Implementation guidelines

Compliance with relevant standards, regulations, legal, contractual, and statutory requirements is critical for ensuring that AI systems operate within the boundaries of the law and adhere to organizational and industry-specific obligations.

[All Providers: MP, OSP, AP]
1. Compliance Identification: Identify all applicable regulations governing AI systems (GDPR, HIPAA, CCPA, ISO 27001, NIST AI RMF, EU AI Act) across relevant jurisdictions where AI components are developed, deployed, or used.

2. Governance Integration: Integrate compliance checks into AI governance frameworks to ensure consistent implementation across model development, training data management, deployment infrastructure, and monitoring systems.

3. Assessment and Verification: Conduct periodic gap analyses and compliance audits to identify discrepancies between current practices and requirements, with focus on data protection, model transparency, fairness, and security controls.

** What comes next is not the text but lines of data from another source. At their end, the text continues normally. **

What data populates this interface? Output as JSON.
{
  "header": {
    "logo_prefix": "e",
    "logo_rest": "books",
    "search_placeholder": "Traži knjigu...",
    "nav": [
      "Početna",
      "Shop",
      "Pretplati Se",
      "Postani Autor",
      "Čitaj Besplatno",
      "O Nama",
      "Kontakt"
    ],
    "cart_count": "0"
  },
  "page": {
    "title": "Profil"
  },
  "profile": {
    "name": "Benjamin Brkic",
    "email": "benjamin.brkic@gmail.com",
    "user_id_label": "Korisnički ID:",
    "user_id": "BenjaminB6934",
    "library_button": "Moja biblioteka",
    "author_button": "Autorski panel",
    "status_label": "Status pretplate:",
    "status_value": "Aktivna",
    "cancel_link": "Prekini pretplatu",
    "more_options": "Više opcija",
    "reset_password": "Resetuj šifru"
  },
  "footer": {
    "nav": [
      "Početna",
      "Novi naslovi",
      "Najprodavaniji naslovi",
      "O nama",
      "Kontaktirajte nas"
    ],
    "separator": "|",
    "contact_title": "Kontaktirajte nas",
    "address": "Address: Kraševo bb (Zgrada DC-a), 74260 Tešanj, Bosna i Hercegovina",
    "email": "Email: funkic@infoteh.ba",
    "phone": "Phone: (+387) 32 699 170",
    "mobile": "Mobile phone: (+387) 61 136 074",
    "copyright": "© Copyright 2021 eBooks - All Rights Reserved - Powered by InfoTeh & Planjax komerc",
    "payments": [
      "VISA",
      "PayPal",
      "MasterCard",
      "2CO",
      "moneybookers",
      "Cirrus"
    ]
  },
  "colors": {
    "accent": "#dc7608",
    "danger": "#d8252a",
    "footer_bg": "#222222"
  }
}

4. Monitoring and Documentation: Establish systems to track regulatory changes relevant to AI systems, maintain comprehensive audit trails, and document evidence including policies, logs, training records, and system configurations.

Auditing guidelines

1. Examine the process for determining the standards and regulations applicable to the organization's systems and environments.

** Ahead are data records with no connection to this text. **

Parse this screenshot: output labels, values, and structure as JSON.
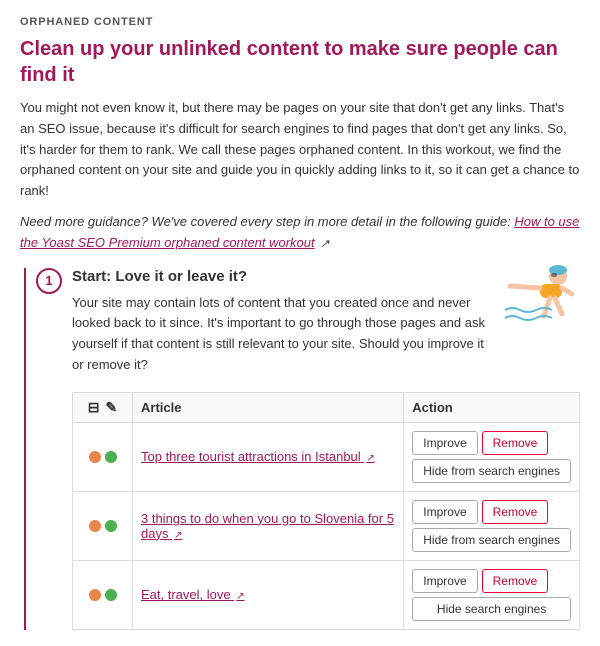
{
  "section": {
    "label": "ORPHANED CONTENT",
    "title": "Clean up your unlinked content to make sure people can find it",
    "intro": "You might not even know it, but there may be pages on your site that don't get any links. That's an SEO issue, because it's difficult for search engines to find pages that don't get any links. So, it's harder for them to rank. We call these pages orphaned content. In this workout, we find the orphaned content on your site and guide you in quickly adding links to it, so it can get a chance to rank!",
    "guidance_prefix": "Need more guidance? We've covered every step in more detail in the following guide: ",
    "guidance_link_text": "How to use the Yoast SEO Premium orphaned content workout",
    "guidance_link_icon": "↗"
  },
  "step": {
    "number": "1",
    "title": "Start: Love it or leave it?",
    "description": "Your site may contain lots of content that you created once and never looked back to it since. It's important to go through those pages and ask yourself if that content is still relevant to your site. Should you improve it or remove it?",
    "table": {
      "columns": [
        "icons",
        "pencil",
        "Article",
        "Action"
      ],
      "rows": [
        {
          "article_link": "Top three tourist attractions in Istanbul",
          "article_ext": "↗",
          "btn_improve": "Improve",
          "btn_remove": "Remove",
          "btn_hide": "Hide from search engines"
        },
        {
          "article_link": "3 things to do when you go to Slovenia for 5 days",
          "article_ext": "↗",
          "btn_improve": "Improve",
          "btn_remove": "Remove",
          "btn_hide": "Hide from search engines"
        },
        {
          "article_link": "Eat, travel, love",
          "article_ext": "↗",
          "btn_improve": "Improve",
          "btn_remove": "Remove",
          "btn_hide": "Hide search engines"
        }
      ]
    }
  }
}
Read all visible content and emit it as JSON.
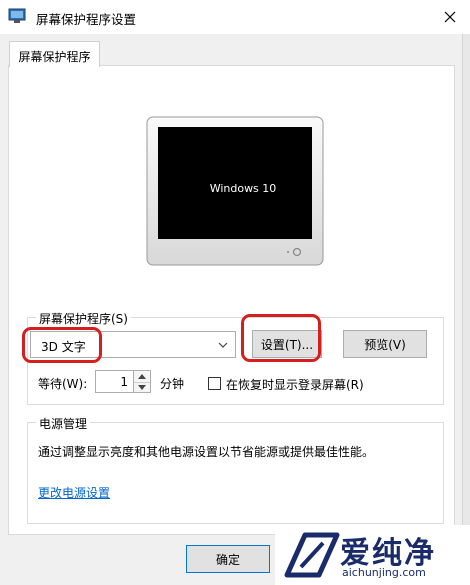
{
  "window": {
    "title": "屏幕保护程序设置",
    "icon": "monitor-settings-icon",
    "close_icon": "close-icon"
  },
  "tab": {
    "label": "屏幕保护程序"
  },
  "preview": {
    "screen_text": "Windows 10"
  },
  "screensaver": {
    "group_label": "屏幕保护程序(S)",
    "selected": "3D 文字",
    "settings_button": "设置(T)...",
    "preview_button": "预览(V)",
    "wait_label": "等待(W):",
    "wait_value": "1",
    "minutes_label": "分钟",
    "resume_logon_label": "在恢复时显示登录屏幕(R)",
    "resume_logon_checked": false
  },
  "power": {
    "group_label": "电源管理",
    "description": "通过调整显示亮度和其他电源设置以节省能源或提供最佳性能。",
    "link": "更改电源设置"
  },
  "footer": {
    "ok_button": "确定"
  },
  "watermark": {
    "main": "爱纯净",
    "sub": "aichunjing.com"
  },
  "colors": {
    "highlight": "#d61e1e",
    "link": "#0066cc",
    "ok_border": "#0078d7"
  }
}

2. Examine the process to determine contractual, legal, and technical requirements applicable to the organization's systems and environments.

3. Determine if the organization maintains and reviews a list of relevant standards, regulations, legal/contractual, and statutory requirements.
 
4. Determine if senior management exercises oversight of this control specification. 

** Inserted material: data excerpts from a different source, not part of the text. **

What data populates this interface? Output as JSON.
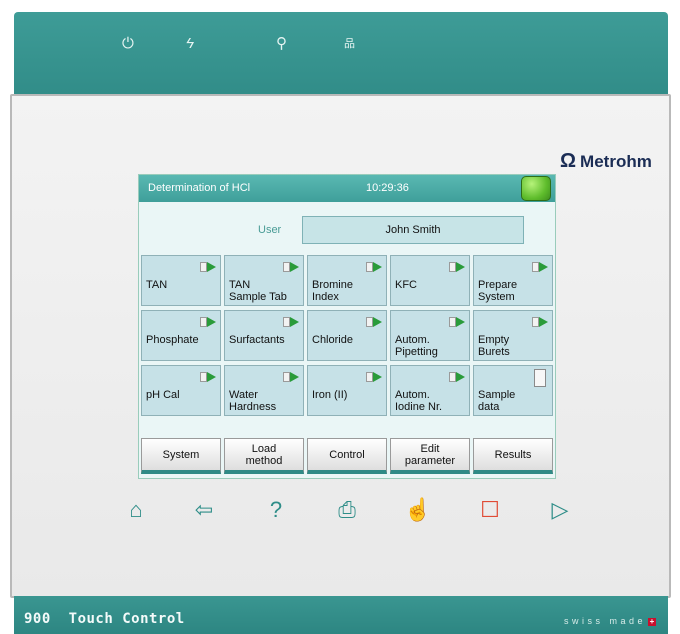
{
  "device": {
    "model": "900  Touch Control",
    "brand": "Metrohm",
    "swiss_made": "swiss made",
    "top_icons": [
      {
        "name": "power-icon",
        "glyph": "⏻"
      },
      {
        "name": "lightning-icon",
        "glyph": "ϟ"
      },
      {
        "name": "usb-icon",
        "glyph": "⚲"
      },
      {
        "name": "network-icon",
        "glyph": "品"
      }
    ],
    "accent_color": "#2f8a86"
  },
  "screen": {
    "title": "Determination of HCl",
    "time": "10:29:36",
    "status_led_color": "#5fbd2c",
    "user_label": "User",
    "user_value": "John Smith",
    "tiles": [
      {
        "label": "TAN",
        "icon": "method-start-icon"
      },
      {
        "label": "TAN\nSample Tab",
        "icon": "method-start-icon"
      },
      {
        "label": "Bromine\nIndex",
        "icon": "method-start-icon"
      },
      {
        "label": "KFC",
        "icon": "method-start-icon"
      },
      {
        "label": "Prepare\nSystem",
        "icon": "method-start-icon"
      },
      {
        "label": "Phosphate",
        "icon": "method-start-icon"
      },
      {
        "label": "Surfactants",
        "icon": "method-start-icon"
      },
      {
        "label": "Chloride",
        "icon": "method-start-icon"
      },
      {
        "label": "Autom.\nPipetting",
        "icon": "method-start-icon"
      },
      {
        "label": "Empty\nBurets",
        "icon": "method-start-icon"
      },
      {
        "label": "pH Cal",
        "icon": "method-start-icon"
      },
      {
        "label": "Water\nHardness",
        "icon": "method-start-icon"
      },
      {
        "label": "Iron (II)",
        "icon": "method-start-icon"
      },
      {
        "label": "Autom.\nIodine Nr.",
        "icon": "method-start-icon"
      },
      {
        "label": "Sample\ndata",
        "icon": "document-icon"
      }
    ],
    "function_buttons": [
      "System",
      "Load\nmethod",
      "Control",
      "Edit\nparameter",
      "Results"
    ]
  },
  "hardware_buttons": [
    {
      "name": "home-button",
      "glyph": "⌂"
    },
    {
      "name": "back-button",
      "glyph": "⇦"
    },
    {
      "name": "help-button",
      "glyph": "?"
    },
    {
      "name": "print-button",
      "glyph": "⎙"
    },
    {
      "name": "manual-control-button",
      "glyph": "☝"
    },
    {
      "name": "stop-button",
      "glyph": "☐"
    },
    {
      "name": "start-button",
      "glyph": "▷"
    }
  ]
}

5. Determine if the audit plan is informed by the list of the organization's requirements.

Standards mappings

ISO 42001No Gap
42001: 8.2.1(a) Compliance with legal and regulatory requirements
42001: 9.2.1 General
27001: 9.2.1 General
27001: A 5.31 Legal
statutory
regulatory and contractual requirements
27002: 5.31 Legal
statutory
regulatory and contractual requirements
Addendum

N/A

EU AI ActNo Gap
Article 8
Article 43
Article 53
Article 55
Addendum

N/A

NIST AI 600-1No Gap
GV-1.1-001
Addendum

N/A

BSI AIC4No Gap
COM-01
Addendum

N/A

AI-CAIQ questions (1)

A&A-04.1

Is compliance verified with all relevant standards, regulations, legal/contractual, and statutory requirements applicable to the audit?